As I looked at all the runners, my mind was transported to the days when I too was a runner. I ran for many years. But recently I haven't because I gained weight.

When I was nine years old, I trained in a sports center and ran 400 and 800 meter races. In high school athletics, I ran 3 and 5 km. At university, I devoted myself so much to studying that I didn't do much exercise.

In 2003, when I was 26 years old, I started working, teaching chemistry at the Tec de Monterrey Campus Santa Fe. At that time, I resumed my life as a runner when the first 10 km race was organized on campus. From 2003 to 2016 I started participating in 5, 10 and 15 km races in Mexico City, where I was born and lived for 40 years. There were races almost every weekend. A few years after resuming running, I decided to run my first half marathon. Then, in 2010, I ran my first marathon. That was in Stratford-Upon-Avon, England, a place famous for giving birth to Shakespeare.

The author in Stratford-Upon-Avon, England

When I look back on it all, I am very satisfied. I have achieved a lot in running. It takes a lot of discipline and perseverance to train for and run a marathon. Preparing for the day takes at least three months.

The last race I participated in was the Mexico City Marathon in August 2016. With that marathon I celebrated my 40th birthday.

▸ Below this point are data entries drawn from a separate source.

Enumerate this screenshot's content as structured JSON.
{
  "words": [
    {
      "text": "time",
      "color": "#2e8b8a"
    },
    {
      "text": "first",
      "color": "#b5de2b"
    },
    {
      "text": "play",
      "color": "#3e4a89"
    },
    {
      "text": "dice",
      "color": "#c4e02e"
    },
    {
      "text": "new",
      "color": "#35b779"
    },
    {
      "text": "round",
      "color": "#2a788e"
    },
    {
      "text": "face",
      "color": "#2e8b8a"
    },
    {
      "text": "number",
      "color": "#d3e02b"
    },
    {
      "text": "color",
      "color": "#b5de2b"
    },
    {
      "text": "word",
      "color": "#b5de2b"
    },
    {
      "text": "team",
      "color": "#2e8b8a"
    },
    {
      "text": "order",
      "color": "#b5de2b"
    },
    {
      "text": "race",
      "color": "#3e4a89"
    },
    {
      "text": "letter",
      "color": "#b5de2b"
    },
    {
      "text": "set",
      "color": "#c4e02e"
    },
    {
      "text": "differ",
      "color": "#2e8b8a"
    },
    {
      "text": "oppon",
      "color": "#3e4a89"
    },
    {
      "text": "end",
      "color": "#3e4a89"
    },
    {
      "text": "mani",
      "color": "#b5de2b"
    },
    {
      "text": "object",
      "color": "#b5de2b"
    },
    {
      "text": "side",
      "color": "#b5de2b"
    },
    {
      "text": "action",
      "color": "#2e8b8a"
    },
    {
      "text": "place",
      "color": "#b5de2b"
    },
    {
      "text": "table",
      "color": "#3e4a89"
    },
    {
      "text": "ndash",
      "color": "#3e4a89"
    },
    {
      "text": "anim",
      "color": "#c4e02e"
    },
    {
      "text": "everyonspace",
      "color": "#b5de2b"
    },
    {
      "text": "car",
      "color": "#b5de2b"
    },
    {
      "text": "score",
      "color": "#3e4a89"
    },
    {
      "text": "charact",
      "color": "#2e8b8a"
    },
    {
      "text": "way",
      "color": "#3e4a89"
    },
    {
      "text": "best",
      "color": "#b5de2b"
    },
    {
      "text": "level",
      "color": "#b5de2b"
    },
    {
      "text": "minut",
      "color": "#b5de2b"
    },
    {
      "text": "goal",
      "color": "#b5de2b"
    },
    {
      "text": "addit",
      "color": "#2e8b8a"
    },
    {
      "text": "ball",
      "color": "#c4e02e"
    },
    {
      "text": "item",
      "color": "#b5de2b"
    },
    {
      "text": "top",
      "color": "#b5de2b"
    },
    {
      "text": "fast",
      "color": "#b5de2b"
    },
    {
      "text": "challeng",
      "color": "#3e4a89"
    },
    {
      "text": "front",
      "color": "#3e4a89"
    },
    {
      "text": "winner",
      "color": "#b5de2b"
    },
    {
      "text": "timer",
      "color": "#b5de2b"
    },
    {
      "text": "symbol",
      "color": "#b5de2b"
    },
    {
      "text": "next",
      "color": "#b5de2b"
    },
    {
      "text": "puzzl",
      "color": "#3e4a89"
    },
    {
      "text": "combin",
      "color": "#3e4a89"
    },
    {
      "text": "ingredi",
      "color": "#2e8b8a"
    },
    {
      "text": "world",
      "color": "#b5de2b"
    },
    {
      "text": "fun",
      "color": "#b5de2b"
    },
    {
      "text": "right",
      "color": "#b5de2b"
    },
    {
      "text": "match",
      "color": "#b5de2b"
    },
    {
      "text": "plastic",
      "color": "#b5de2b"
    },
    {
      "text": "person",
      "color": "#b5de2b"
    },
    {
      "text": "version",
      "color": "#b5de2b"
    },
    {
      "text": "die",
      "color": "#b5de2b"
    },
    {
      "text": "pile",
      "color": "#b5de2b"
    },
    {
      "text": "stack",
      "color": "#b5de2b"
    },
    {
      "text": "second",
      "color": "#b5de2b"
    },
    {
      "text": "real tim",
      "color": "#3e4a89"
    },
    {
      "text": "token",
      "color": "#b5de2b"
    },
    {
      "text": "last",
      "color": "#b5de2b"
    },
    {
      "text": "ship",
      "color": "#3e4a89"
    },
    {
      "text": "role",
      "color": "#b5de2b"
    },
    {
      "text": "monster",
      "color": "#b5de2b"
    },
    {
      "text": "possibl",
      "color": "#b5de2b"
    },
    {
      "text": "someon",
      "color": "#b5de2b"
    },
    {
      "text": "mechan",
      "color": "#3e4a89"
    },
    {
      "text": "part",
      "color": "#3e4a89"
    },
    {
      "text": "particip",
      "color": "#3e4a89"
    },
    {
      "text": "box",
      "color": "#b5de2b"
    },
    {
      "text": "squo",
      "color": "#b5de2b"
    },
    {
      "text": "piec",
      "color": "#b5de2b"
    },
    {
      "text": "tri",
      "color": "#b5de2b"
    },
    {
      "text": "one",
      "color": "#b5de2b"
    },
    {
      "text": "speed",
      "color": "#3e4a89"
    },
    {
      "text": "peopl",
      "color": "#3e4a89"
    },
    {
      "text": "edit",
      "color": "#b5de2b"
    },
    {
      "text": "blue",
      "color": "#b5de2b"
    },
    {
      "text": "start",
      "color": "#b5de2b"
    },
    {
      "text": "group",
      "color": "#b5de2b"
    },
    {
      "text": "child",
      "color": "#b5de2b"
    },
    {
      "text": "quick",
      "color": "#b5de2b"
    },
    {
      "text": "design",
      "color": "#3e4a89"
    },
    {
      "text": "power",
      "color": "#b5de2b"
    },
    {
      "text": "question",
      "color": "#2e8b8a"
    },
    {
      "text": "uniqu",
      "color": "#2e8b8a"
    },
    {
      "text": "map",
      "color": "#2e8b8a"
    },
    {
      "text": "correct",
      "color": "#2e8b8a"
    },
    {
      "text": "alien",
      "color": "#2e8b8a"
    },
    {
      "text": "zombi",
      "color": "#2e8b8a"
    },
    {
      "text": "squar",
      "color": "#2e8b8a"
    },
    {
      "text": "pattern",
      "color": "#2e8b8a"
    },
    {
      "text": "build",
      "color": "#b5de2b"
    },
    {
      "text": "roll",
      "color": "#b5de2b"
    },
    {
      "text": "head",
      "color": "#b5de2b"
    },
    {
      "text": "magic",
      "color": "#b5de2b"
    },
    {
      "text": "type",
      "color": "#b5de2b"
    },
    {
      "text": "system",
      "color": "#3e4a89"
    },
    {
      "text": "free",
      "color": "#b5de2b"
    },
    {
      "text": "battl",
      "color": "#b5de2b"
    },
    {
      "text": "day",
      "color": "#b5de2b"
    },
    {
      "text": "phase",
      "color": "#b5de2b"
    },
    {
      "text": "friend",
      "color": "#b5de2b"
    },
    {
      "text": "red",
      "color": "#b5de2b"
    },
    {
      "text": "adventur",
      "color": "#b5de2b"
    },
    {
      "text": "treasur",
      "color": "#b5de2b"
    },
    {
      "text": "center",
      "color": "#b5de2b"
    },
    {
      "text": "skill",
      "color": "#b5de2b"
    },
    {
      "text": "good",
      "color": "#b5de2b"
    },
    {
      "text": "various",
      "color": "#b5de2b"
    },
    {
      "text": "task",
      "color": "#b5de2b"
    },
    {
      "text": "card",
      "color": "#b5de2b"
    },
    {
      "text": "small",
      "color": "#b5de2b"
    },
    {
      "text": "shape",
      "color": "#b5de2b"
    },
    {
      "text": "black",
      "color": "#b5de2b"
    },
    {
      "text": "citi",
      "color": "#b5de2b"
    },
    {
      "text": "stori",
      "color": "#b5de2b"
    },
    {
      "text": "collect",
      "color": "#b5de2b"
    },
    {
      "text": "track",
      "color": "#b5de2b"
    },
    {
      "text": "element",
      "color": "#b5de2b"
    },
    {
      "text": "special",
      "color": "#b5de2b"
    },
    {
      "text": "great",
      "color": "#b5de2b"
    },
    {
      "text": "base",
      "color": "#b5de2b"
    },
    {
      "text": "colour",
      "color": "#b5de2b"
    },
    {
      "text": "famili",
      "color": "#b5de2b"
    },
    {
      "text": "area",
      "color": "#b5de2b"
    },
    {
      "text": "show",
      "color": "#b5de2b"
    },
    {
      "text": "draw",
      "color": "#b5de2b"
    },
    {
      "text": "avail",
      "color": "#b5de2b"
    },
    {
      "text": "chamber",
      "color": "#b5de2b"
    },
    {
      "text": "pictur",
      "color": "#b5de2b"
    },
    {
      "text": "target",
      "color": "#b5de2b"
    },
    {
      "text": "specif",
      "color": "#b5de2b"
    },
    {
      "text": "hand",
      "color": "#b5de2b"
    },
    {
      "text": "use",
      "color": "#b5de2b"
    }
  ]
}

Not exercising as much, but eating just the same, I gained weight.

Watching the race two Mondays ago made me want to run again. Yesterday, walking towards my yellow car, I thought, I have a year to lose weight and train because next year I will be running in San Miguel's next Mexican Revolution road race. I'll send you photos.


Luisa Ruiz is a chemistry teacher, transpersonal psychotherapist, grief counselor and workshop facilitator, death doula. The Founder of Death Café in Mexico, she has worked for the NGO Uno en Voluntad giving grief workshops. She also worked for Elisabeth Kübler-Ross Foundation as a course and workshop facilitator and as a death doula. She loves reading, writing, hiking and travelling.